Diese komischen Abmahnbriefe gibts schon ewig, die werden in die Tonne getreten wenn man weiß, dass man nix gemacht hat und gut ist.

Z.B. das was da mit diesen Pornoseiten war, für solche Abmahnbriefe würde ich keine 50 € im Jahr ausgeben, nur um diese nicht zu bekommen.

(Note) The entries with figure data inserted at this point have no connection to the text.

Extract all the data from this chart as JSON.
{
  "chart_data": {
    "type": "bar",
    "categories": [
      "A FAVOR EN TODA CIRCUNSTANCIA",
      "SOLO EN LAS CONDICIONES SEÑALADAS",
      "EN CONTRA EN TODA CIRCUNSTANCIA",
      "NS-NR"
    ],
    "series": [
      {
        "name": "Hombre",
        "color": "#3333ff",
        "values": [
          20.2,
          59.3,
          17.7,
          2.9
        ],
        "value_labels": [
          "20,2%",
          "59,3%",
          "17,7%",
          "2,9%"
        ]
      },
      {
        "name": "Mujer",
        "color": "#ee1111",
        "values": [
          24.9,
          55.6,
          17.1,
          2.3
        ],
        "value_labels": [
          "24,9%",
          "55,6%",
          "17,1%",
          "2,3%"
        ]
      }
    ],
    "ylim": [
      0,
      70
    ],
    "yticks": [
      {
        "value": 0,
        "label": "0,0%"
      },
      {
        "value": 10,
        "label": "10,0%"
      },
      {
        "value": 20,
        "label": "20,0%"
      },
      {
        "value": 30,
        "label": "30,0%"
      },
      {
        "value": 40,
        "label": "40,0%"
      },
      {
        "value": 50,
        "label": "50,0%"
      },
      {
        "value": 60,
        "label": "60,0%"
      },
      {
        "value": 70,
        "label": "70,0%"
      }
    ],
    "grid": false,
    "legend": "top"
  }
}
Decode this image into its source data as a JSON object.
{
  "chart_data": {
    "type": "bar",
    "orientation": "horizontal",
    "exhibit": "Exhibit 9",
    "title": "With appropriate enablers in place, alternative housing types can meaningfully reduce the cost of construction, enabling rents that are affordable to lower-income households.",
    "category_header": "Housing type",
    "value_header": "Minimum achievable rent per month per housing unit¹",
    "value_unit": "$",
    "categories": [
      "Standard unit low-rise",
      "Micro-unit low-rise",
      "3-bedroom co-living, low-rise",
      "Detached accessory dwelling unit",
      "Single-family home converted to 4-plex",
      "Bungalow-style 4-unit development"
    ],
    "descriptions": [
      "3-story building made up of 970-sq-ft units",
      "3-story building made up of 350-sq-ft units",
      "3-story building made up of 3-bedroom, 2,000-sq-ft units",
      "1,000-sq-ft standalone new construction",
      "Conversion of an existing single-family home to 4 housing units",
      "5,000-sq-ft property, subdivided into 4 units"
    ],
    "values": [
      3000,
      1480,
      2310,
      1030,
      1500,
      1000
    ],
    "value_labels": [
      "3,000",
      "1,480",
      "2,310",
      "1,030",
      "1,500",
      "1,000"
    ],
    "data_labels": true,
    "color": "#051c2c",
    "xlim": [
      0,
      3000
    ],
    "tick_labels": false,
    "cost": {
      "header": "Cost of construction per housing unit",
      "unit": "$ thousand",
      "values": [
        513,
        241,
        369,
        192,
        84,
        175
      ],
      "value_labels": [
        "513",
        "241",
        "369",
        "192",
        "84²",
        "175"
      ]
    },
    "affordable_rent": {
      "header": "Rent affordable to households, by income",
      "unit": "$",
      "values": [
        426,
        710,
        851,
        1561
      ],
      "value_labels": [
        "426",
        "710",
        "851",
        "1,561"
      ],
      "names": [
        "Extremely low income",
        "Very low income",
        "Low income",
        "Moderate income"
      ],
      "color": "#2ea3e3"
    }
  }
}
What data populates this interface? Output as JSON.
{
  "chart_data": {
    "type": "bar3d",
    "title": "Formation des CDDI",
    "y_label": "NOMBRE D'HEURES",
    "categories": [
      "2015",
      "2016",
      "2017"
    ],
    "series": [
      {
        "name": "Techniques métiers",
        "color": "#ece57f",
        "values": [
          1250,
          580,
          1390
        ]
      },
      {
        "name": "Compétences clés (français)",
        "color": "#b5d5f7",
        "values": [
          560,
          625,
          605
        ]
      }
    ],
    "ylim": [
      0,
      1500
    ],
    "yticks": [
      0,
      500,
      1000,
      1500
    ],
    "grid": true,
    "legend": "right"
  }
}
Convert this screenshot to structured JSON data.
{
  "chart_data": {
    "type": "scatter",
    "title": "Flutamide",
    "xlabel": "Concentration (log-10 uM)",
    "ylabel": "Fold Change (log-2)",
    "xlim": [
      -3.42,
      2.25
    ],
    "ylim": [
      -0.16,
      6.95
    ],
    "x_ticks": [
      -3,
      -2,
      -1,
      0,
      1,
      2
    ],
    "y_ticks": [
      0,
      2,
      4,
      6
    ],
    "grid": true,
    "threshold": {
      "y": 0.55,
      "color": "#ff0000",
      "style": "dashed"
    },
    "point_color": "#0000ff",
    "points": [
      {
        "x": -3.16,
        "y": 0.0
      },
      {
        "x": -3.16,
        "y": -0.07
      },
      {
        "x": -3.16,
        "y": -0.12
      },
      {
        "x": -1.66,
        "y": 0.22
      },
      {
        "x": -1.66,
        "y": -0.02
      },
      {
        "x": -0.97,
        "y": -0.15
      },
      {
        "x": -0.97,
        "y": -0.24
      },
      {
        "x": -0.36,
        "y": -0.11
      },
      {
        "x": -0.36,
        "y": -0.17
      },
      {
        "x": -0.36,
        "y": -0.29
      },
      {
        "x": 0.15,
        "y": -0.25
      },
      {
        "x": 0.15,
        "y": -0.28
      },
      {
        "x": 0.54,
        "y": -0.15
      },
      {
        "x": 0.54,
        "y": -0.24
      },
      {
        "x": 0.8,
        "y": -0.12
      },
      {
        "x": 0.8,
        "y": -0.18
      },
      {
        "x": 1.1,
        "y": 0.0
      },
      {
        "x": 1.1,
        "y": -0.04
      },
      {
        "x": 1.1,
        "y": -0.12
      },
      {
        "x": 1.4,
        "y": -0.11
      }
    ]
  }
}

Zudem wäre ich bzgl. VPN Tunneln  zu Anbietern, welche ich nicht kenne, sehr sehr vorsichtig.
Nicht dass hier Bankgeschäfte oder Bestellungen Passwörter usw mitgelesen werden.
Da würde ich mich ganz ganz ganz genau erkundigen bevor ich so was eingehe.


----------



## Knaeckebrot93 (17. Juni 2014)

Also ich nutze als Clientprogramm Open VPN und als VPN Server entweder diesen hier Free VPN Accounts | FreeVPN.me - Free OpenVPN and PPTP Accounts (bevorzugt ,da non Logging) ,oder andere wie z.B. von hier Free VPN Accounts • 100% Free PPTP and OpenVPN Service .
Mein Downstream sinkt dadurch zwar von normalerweiße 6,5mb/s auf ca 2mb/s ,aber bei ner 4000er Leitung wird sich das wohl nicht bemerkbar machen .
Aber wie hier bereits gesagt wurde sensible Daten würde ich nicht über einen fremden VPN Anbieter (Der dir kaum bekannt ist) leiten .
Für Open VPN gibt es glaube ich auch eine Android Version.


----------